Sayıştay kendisini şöyle özetliyor: "Bütçe hakkının kullanılmasını temin etmek üzere Parlamento adına denetim yapan yargı yetkisini haiz bir yüksek denetim kurumu." Bütçe hakkı ise en basit ifadesiyle halkın seçtiği Parlamentolar aracılığıyla kamu gelir ve giderlerini belirlemesi yani iktidarlara "Keyfî olarak vergi alamazsın, aldıklarını da keyfî olarak harcayamazsın, gelirini, giderini seçtiği milletvekilleri aracılığıyla halka açıklamak zorundasın. Bunun denetimini de Parlamento Sayıştay aracılığıyla yapar." denilmekte.

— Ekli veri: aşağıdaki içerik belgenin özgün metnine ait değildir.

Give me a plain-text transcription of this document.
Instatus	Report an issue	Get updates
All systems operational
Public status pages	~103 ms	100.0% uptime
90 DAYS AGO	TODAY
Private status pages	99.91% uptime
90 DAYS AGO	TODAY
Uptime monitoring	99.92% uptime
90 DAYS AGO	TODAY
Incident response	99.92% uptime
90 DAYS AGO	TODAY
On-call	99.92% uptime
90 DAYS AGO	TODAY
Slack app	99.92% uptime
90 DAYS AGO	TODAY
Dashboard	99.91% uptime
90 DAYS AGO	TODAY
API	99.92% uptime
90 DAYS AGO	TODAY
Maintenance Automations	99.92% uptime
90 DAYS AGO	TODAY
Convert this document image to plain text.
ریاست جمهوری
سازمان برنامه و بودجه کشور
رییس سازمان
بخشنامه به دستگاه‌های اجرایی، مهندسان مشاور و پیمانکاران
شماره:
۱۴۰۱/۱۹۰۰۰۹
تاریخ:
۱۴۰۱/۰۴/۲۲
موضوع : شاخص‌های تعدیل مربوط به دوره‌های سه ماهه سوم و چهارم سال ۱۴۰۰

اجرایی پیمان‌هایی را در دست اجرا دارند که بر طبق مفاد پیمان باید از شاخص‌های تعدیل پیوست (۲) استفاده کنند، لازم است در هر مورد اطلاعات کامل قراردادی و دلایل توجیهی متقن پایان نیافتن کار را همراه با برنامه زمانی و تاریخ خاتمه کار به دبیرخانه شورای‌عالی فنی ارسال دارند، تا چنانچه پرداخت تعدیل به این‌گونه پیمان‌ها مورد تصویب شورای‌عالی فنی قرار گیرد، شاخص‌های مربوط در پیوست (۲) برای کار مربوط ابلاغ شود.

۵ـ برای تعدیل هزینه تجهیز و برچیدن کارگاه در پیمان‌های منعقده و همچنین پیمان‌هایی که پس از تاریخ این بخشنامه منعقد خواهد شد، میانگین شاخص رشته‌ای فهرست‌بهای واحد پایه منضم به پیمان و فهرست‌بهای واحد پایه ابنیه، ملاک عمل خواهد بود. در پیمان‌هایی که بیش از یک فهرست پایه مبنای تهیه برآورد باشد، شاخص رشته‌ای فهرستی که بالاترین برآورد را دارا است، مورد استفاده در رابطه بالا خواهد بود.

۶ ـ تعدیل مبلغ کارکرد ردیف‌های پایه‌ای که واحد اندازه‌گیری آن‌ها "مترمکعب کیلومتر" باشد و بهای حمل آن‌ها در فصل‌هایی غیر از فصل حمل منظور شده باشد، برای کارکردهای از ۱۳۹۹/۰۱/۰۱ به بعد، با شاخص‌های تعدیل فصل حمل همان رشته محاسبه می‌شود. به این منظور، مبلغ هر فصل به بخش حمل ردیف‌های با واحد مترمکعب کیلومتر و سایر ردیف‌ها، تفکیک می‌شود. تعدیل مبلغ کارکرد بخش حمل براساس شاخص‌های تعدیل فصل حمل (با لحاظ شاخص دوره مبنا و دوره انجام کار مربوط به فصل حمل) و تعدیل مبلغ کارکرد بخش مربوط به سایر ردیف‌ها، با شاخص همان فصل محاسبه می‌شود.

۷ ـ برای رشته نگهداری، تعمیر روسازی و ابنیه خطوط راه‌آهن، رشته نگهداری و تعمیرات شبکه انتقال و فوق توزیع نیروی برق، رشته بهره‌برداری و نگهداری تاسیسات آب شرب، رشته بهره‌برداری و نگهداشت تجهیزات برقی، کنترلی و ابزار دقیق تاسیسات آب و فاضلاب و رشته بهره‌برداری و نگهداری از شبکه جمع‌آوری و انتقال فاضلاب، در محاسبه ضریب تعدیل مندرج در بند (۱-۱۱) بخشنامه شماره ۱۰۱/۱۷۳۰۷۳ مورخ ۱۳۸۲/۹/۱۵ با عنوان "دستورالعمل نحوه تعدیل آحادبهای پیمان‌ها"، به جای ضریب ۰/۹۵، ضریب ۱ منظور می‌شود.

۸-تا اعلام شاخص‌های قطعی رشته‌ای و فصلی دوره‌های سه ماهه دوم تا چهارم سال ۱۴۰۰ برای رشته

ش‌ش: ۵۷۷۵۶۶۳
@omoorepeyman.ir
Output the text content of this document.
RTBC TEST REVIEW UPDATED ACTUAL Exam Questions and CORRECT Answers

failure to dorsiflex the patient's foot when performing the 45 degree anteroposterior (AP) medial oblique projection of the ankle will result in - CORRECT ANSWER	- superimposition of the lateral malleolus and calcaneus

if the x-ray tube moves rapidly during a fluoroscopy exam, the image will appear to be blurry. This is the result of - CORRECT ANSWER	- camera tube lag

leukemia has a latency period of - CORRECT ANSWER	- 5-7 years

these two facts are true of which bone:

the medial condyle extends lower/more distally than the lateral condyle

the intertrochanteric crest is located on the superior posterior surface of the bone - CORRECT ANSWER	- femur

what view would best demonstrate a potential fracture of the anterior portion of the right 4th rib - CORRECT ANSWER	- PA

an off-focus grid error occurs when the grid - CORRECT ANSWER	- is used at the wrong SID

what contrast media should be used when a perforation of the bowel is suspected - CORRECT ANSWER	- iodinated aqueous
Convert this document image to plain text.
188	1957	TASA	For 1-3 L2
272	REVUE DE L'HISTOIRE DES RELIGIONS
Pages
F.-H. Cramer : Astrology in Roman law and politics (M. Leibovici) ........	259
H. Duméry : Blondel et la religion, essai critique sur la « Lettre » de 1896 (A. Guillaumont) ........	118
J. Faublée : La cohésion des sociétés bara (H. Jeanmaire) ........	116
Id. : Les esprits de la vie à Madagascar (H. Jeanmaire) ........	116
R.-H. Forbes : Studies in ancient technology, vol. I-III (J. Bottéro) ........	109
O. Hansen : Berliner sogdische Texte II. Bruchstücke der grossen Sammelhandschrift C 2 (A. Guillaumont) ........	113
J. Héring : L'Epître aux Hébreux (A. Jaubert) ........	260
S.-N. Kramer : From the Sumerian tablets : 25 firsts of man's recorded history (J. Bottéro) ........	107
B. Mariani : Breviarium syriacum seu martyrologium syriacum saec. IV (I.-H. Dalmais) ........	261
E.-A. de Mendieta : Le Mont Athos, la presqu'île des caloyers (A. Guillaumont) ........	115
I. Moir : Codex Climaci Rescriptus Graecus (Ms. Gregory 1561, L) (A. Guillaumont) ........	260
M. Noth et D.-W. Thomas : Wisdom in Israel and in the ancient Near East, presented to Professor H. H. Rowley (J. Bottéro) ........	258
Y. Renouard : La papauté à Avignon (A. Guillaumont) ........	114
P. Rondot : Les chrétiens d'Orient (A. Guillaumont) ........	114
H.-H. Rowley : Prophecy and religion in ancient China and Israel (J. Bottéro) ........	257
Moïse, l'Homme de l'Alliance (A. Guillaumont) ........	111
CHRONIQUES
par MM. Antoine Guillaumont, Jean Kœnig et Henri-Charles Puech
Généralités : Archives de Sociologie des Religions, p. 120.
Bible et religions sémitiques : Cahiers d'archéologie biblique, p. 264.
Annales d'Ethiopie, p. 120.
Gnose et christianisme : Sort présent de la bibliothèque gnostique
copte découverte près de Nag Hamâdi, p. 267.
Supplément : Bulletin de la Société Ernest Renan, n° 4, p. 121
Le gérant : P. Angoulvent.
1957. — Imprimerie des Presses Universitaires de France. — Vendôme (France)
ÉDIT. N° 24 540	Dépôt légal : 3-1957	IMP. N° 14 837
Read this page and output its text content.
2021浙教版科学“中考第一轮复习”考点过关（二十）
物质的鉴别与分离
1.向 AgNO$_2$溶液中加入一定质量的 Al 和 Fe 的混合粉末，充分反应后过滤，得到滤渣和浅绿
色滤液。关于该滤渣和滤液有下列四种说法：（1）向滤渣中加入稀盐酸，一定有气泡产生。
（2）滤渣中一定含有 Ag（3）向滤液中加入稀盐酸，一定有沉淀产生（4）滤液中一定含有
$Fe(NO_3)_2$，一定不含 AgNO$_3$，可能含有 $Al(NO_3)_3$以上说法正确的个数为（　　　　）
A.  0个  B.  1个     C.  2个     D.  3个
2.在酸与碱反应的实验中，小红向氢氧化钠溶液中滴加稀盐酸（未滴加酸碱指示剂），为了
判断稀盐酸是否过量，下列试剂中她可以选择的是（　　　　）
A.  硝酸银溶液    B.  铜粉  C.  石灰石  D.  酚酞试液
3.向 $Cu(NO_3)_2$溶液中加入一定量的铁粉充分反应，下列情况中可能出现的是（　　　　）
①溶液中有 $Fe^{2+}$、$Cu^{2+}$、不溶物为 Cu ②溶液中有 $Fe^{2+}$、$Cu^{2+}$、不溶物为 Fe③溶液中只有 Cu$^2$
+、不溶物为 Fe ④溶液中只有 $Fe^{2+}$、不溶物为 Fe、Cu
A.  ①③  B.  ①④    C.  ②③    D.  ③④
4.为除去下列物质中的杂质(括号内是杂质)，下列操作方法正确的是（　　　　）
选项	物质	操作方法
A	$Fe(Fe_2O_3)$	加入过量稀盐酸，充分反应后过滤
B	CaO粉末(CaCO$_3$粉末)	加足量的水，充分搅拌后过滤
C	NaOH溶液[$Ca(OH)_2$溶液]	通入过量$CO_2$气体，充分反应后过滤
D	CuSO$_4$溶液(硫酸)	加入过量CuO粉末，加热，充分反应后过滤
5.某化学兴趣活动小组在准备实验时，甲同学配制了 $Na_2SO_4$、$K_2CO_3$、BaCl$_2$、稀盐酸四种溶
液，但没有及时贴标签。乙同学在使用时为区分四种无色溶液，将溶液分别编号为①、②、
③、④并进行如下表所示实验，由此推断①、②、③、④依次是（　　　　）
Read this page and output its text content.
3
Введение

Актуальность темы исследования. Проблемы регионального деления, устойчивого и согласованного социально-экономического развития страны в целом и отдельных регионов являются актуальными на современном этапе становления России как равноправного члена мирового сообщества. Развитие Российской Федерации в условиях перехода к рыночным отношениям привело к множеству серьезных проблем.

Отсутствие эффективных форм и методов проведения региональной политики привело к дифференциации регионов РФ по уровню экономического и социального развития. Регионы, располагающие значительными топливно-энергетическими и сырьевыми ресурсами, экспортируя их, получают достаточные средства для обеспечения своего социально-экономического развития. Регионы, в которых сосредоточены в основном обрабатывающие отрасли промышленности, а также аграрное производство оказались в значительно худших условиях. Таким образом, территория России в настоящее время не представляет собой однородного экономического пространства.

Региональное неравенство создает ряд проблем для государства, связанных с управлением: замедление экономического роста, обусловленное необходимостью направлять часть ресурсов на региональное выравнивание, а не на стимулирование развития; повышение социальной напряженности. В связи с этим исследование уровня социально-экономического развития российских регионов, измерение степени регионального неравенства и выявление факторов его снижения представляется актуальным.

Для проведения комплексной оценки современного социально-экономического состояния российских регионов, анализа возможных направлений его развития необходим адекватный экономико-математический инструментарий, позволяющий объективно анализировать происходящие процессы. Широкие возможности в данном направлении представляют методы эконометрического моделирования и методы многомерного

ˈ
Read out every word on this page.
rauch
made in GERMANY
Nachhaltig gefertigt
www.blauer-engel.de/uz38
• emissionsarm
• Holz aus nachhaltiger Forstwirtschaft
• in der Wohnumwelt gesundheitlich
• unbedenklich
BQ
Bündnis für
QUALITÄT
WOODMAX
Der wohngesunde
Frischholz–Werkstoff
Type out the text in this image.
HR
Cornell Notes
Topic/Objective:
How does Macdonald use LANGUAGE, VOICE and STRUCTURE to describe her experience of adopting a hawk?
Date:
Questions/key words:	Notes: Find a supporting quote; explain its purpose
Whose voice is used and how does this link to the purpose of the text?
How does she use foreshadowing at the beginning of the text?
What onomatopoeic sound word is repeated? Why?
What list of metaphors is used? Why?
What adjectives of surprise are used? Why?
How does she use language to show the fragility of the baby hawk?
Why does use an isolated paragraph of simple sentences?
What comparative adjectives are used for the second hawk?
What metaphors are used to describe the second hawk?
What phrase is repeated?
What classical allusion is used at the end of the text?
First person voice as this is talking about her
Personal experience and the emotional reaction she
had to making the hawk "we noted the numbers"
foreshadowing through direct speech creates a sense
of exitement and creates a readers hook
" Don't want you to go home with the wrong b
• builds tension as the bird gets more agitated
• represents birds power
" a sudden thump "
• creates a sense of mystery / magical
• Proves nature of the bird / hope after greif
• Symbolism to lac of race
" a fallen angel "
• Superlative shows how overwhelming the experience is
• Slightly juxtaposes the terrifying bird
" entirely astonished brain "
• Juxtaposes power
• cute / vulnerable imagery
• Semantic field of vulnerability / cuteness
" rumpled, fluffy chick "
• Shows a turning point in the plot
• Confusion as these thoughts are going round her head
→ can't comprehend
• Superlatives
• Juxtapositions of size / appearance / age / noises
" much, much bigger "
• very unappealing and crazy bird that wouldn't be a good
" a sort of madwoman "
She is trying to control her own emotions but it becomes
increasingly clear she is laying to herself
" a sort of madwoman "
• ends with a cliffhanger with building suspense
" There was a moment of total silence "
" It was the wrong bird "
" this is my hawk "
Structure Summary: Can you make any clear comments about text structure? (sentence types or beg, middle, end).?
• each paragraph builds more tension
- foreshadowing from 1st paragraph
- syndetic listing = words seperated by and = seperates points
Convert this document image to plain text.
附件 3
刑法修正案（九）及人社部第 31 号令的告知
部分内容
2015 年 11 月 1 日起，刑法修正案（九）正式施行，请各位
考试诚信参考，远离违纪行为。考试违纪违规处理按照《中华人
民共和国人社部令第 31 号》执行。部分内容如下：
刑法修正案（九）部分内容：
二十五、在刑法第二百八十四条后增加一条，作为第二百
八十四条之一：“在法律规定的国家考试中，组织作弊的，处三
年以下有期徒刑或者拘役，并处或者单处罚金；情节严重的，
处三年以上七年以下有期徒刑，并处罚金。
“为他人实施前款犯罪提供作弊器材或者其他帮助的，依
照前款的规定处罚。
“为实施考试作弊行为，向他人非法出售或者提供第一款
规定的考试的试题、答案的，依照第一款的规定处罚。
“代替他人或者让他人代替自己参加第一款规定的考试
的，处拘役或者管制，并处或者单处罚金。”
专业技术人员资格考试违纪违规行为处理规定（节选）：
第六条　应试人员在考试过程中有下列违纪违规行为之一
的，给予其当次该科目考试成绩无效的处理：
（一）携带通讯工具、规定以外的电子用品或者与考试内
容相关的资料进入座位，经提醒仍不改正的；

Sayıştay Türkiye Büyük Millet Meclisi adına kamu idarelerinin mali faaliyet, karar ve işlemlerini halka hesap verme sorumluluğu çerçevesinde denetliyor ve hazırladığı raporları hem bilgi vermek hem denetimi sağlaması için TBMM'ye sunuyor. Hesap yargısı olarak da görev yapan Sayıştay, 2023 yılında yaptığı denetimlerin sonuçlarına ilişkin raporlarını Meclise sundu. Raporların içeriğinin her yıl daha da sığlaştığını ve dolayısıyla TBMM adına halka hesap verme sorumluluğunun giderek yok edildiğini söylüyoruz biz sürekli. Yapılan denetimlerin ve tespitlerin bile var olanı sınırlı aktardığı bir ortamda Türkiye Büyük Millet Meclisinin iki temel fonksiyonunun, yasa yapma ve denetiminin işlevsizleştirildiği, Türkiye'de gelişen toplumsal, ekonomik ve siyasal sorunları çözmek bir yana o konularda inisiyatif dahi koyamaz hâle geldiği bir noktadayız. Demokratik bir hukuk devletinde kamu harcamalarının mali ve hukuki denetimi önemli. Halkın devlete ödemiş bulunduğu vergilerin hangi amaçlarla, nasıl harcandığını bilme ve denetleme hakkı demokrasiye içkindir. Bu hakkın gerçekleştirilmesinin tek aracı olmamakla birlikte en önemli araçlarından biri halkın temsil edildiği meclisler adına yapılan denetimdir. Sayıştay demokrasiye içkin bu denetim yetkisi ve sorumluluğu kapsamında objektif, bağımsız ve çıkar çatışmasından kaçınan bir denetimi yapma yükümlülüğü altında iken liyakatsiz atamalar, Sayıştay Kanunu'nda yapılan değişiklikler ve hukuksuzluklar sebebiyle denetimler âdeta iktidarı aklamaya dönük raporlara indirgenmiştir. Sayıştay raporlarına bakıldığında yapılan denetimin mali tablolarla sınırlı olduğu, yalnızca bu sene yapılan denetimlerde dahi birçok kurum hakkında herhangi bir bulgu dahi saptanmadan olumlu görüş bildirildiği görülmektedir. Bu durumun en bariz örneğini ise Millî İstihbarat Teşkilatı Başkanlığı, Millî Güvenlik Kurulu Genel Sekreterliği, Diyanet İşleri Başkanlığı gibi birçok kurumu bünyesinde barındıran ve yine, kendisine bağlı kurumlara ilişkin her denetim yılında onlarca usulsüzlük iddialarına konu olan Cumhurbaşkanlığına ilişkin hiçbir denetim bulgusu saptanmamış olması Sayıştayın denetim yetkisini objektif olarak sürdüremediğinin en büyük kanıtı ve göstergesidir.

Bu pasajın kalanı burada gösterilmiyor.